Sol Phryne
- Sol Phryne with Sol Maritime Services markings

History
- Name: Taisetsu Maru; Aeolis; Sol Phryne;
- Builder: Mitsubishi Jukogyo, Kobe, Japan
- Launched: 1948
- Completed: October 1948
- Fate: Crippled by a limpet mine on 16 February 1988

General characteristics
- Type: Ferry
- Displacement: 6150 tonnes.
- Length: 118.7 m (389 ft)
- Beam: 15.9 m (52 ft)
- Speed: 15.5 knots (28.7 km/h; 17.8 mph)
- Capacity: 630 passengers

= Sol Phryne =

Ferry

Sol Phryne was a ferry of Sol Maritime Services Ltd. She was bought by the Palestine Liberation Organisation and sunk on 16 February 1988.

Sol Phryne was built in Japan in 1948 as Taisetsu Maru （大雪丸）.

From 1967 to 1974, she was owned by Efthymiades Line and used for regular ferry duties between Greek islands as Eolis. In 1974, she was purchased by Sol Maritime Services Ltd., renamed Sol Phryne and was then used in the Middle East, notably evacuating Palestinian guerrillas from Beirut in 1982. She was sunk during an attempt to ferry Palestinian deportees to Haifa, Israel.

== Voyage ==
The 6,151-ton Sol Phryne was purchased in some secrecy by the Palestine Liberation Organization and renamed Al Awda ("the Return"). The PLO planned to symbolically ferry 135 Palestinian deportees and, if they accepted the short notice invitation, hundreds of journalists and other observers, to the Israeli port city of Haifa for a "journey of return", echoing the 1947 journey of .

Israeli Defence Minister Yitzhak Rabin stated that Israel would oppose the voyage "in whatever ways we find," while Prime Minister Yitzhak Shamir labeled the journey "a declaration of war".

A different, chartered ship had been scheduled to sail from Piraeus on 9 February, but the departure was postponed several times because Greek ship owners feared commercial retaliations from Israel if their vessel was used.

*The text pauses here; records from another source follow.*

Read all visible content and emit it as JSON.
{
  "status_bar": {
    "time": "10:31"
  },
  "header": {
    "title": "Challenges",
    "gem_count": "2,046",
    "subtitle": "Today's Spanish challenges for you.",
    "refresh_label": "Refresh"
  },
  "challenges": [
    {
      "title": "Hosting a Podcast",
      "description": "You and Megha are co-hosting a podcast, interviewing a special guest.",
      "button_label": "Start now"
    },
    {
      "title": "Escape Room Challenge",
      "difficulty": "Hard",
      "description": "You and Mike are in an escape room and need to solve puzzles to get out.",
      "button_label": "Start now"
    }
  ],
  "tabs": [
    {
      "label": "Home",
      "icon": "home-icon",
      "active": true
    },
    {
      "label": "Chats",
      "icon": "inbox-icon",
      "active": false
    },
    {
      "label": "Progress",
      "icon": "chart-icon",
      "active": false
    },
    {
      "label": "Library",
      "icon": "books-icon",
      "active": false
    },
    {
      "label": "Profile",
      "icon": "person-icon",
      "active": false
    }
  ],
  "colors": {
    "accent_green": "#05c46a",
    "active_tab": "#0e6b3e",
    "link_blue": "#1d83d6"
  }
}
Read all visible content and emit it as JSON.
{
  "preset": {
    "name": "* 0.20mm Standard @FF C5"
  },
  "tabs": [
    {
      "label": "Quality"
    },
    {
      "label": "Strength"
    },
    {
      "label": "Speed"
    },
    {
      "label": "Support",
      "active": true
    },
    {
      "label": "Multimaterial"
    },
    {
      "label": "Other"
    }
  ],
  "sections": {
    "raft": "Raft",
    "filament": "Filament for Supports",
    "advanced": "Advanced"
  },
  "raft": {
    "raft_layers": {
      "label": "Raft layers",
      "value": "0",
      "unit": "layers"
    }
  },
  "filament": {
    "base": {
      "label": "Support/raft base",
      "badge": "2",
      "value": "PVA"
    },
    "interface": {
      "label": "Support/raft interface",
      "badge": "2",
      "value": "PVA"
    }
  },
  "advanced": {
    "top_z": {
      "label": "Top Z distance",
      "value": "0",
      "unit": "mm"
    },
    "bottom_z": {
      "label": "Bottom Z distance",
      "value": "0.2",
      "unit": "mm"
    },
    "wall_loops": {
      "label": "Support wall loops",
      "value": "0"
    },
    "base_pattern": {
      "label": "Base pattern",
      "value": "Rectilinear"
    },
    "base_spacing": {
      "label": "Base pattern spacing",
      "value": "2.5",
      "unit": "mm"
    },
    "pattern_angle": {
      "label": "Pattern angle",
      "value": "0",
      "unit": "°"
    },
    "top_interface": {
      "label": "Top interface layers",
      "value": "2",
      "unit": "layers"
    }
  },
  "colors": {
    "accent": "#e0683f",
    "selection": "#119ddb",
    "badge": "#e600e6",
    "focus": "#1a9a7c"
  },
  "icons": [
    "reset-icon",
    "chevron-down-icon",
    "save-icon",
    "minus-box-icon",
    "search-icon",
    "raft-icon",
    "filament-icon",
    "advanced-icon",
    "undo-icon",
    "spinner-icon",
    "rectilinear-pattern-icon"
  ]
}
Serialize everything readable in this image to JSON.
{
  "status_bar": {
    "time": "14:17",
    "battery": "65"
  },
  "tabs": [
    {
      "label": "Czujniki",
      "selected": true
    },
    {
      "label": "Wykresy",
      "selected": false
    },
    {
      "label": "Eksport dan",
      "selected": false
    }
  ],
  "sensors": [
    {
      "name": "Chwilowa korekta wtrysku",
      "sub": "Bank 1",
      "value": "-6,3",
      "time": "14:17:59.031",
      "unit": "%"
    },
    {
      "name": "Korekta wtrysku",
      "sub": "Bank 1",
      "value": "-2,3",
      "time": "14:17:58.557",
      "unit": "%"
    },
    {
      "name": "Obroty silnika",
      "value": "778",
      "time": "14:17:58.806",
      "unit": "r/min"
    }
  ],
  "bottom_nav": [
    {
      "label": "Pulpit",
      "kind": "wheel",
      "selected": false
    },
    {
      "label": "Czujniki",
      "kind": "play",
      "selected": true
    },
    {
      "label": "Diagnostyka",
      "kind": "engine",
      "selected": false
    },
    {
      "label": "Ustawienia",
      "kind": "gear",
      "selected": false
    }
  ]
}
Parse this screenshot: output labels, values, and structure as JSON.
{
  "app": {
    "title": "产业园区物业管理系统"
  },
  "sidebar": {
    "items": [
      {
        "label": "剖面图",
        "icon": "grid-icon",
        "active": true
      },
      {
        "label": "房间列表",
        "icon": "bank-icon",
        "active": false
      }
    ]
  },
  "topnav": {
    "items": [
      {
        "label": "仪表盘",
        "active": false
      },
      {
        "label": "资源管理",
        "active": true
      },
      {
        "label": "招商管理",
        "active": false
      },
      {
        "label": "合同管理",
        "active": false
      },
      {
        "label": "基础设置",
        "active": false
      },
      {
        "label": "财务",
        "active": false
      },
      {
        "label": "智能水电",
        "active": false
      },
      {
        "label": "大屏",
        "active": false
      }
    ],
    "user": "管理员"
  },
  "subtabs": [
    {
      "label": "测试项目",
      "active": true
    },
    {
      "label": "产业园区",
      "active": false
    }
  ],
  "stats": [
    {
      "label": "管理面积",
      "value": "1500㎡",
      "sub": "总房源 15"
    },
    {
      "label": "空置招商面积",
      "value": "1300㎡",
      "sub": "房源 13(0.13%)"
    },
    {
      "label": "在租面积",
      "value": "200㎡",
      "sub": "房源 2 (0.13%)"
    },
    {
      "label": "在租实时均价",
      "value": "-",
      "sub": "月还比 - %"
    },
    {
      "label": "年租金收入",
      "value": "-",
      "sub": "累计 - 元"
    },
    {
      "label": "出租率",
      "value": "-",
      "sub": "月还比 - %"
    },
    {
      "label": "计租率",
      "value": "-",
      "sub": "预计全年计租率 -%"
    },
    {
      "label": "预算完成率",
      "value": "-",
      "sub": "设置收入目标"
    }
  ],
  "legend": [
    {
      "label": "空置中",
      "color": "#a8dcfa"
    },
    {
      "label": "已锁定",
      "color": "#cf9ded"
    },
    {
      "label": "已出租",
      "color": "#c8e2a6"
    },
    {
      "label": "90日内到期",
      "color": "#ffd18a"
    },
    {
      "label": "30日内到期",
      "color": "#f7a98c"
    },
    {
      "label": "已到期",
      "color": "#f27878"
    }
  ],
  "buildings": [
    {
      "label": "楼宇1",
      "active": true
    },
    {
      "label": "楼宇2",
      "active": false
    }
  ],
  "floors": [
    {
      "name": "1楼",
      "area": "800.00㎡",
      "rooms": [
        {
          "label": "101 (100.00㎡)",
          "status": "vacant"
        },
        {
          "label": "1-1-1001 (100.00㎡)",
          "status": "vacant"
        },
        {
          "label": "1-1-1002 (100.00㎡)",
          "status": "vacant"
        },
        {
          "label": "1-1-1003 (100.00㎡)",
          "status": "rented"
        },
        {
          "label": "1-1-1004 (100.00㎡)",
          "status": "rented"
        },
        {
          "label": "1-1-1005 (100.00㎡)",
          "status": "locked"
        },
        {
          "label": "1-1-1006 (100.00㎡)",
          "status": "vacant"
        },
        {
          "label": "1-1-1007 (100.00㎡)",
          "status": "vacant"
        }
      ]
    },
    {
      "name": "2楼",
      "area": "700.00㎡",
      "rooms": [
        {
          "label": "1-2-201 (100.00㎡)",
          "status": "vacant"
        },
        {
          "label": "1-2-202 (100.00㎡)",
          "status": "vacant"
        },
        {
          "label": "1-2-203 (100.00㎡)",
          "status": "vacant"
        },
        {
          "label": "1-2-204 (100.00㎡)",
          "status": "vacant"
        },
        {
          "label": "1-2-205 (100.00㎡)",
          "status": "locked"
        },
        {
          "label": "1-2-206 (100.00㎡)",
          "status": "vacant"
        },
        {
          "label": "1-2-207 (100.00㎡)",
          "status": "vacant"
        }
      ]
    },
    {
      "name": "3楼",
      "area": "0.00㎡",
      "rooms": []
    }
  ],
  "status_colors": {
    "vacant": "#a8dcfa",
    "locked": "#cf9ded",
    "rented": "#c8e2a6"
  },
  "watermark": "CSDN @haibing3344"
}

With this difficulty chartering a ship, on 13 February 1988 the PLO purchased the Sol Phryne in Limassol, Cyprus at auction for $600,000. By the time of the sinking the crew of the ship had not been informed of the new owners.

On 15 February, three high-ranking military officials of the PLO were assassinated in Limassol by a remote-controlled bomb planted on their car.

18 hours later, on the night of 15 February, a limpet mine attached to the hull exploded and holed a fuel tank of the Sol Phryne, flooding it and causing the ship to list. No casualties were reported but this ended the attempt. Yassar Arafat alleged that this was done by Israeli frogmen but did not provide any evidence to support his claim, The Sol Phryne was raised and transferred to Bijela, in Yugoslavia.
As Time reported, "Israel officially denied complicity in the car bombing but hardly bothered to conceal its role in disabling the ferry" and suspicions of Israeli involvement were further reinforced when Israeli Transport Minister Chaim Corfu threatened that, if a further attempt was made by the PLO, "its fate will be the same". Fuad al-Bitar, Athens representative of the PLO told an Athens news conference that "it is clear that the only one interested" in the sabotage was Israel. In July 2008, Haaretz referred to this attack, without admitting Israeli responsibility, in the context of the scheduled and ultimately successful Free Gaza Movement voyage which broke Israel's siege of Gaza.

Three claims of responsibility were made, two of them being:
- an anonymous caller, claiming to be from the Palestine Salvation Front because "rejected many times Yasir Arafat's idea to arrange this propaganda trip" - denied by Abdul Hadi al-Nahhad for the Damascus-based group and by the PLO.
- a telephone call received by the Associated Press claimed the attack for the Jewish Defence League

==Israel's responsibility==
In 2011 the Journalists Dan Margalit, Ronen Bergman published a book, in which they claimed that Israel's Shayetet 13 unit, was responsible for the bombing of the Sol Phryne. And that Israel's Minister of Defence Yoav Gallant was the commander of the operation.